Now we will look at how routines can do something about this.

When we create a routine for ourselves they are some core principles we need to follow.

  • The activities under a routine aren't random, it is the most important work for you. You must attach great personal value to that work.
  • Make the routine as simple as possible.
  • Commit to it. Commit with a definition of what a successful routine looks like. What you commit should be the minimum amount of work that you can do no matter whatever the excuse for the day is. Example: You can make it a routine to write every day for 1 hour and set the success criteria as five minutes of writing at the scheduled time.

What such a routine does for you is nothing short of magic.

By selecting one activity to pursue day after day, the routine takes away the need for decision making. That is the end of the decision-making spiral.

By committing to a repeatable simple task, you don't need the willpower to get started.
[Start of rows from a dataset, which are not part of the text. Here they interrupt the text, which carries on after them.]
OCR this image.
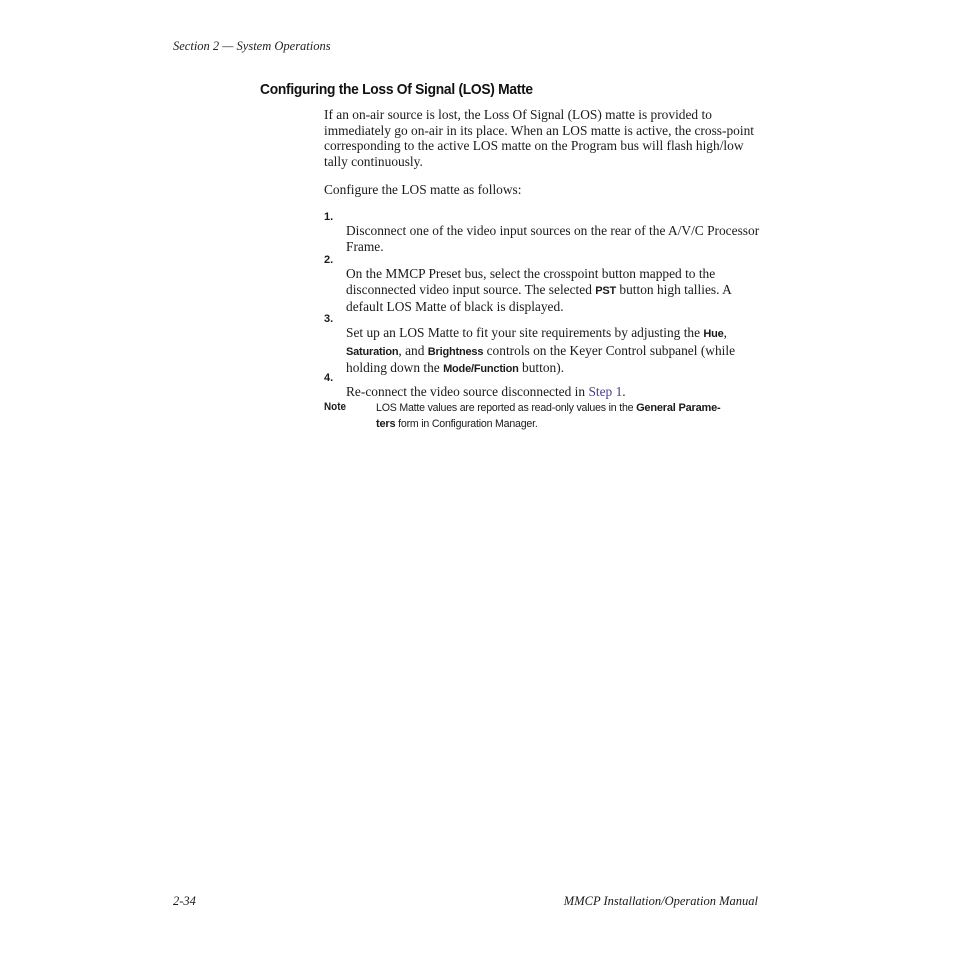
Section 2 — System Operations
Configuring the Loss Of Signal (LOS) Matte

If an on-air source is lost, the Loss Of Signal (LOS) matte is provided to immediately go on-air in its place. When an LOS matte is active, the cross-point corresponding to the active LOS matte on the Program bus will flash high/low tally continuously.

Configure the LOS matte as follows:

1.

Disconnect one of the video input sources on the rear of the A/V/C Processor Frame.

2.

On the MMCP Preset bus, select the crosspoint button mapped to the disconnected video input source. The selected PST button high tallies. A default LOS Matte of black is displayed.

3.

Set up an LOS Matte to fit your site requirements by adjusting the Hue, Saturation, and Brightness controls on the Keyer Control subpanel (while holding down the Mode/Function button).

4.

Re-connect the video source disconnected in Step 1.

Note	LOS Matte values are reported as read-only values in the General Parame-ters form in Configuration Manager.

2-34	MMCP Installation/Operation Manual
The simplicity of the routine makes it easy for you to come back to it consistently. Since your definition of success is something you can manage or attain easily, you won't have to depend on motivation anymore. "It is just five minutes of writing."

As we engage with our routine continuously for more than thirty days, our brain gets conditioned and ready for it. The routine becomes a part of us after ninety days. You will realise, a routine is only an extended collection of habits.

Routines gradually aid us to connect with our creative state. We will be able to be more deliberate with our creative potential. What happens here is that our brains that love optimisations, get optimised to accept the routine as a part of it. The brain stops seeing the work as work anymore. This will always be the case as long as we make the routines in line with our desires and wants.

By providing the structural support we need to do consistent work, routines act as the catalyst for our long term growth. That is how we can transform ourselves using the power of routines.

Conclusion

People who want to play the longer game must not rely on something as fragile as motivation and willpower for their success.

Success is not a sprint, but a marathon.

Routines are your training centres to face this marathon. By eliminating ad-hoc decision making and unclear, complicated goals, routines help deliver consistent work over longer periods of time. Routine removes the friction from our lives that stop us from doing our best work.

There are a lot of people out there who attribute their success and accolades to routines. There is no such thing as a perfect routine nor there is one size for all solution. If you look at the routines of the people who we might call successful, you can find all sorts of routines - polar opposites, weird and even unhealthy ones.

The key takeaway is that routines can change you for good. Find the routine that works well for you to carve your success.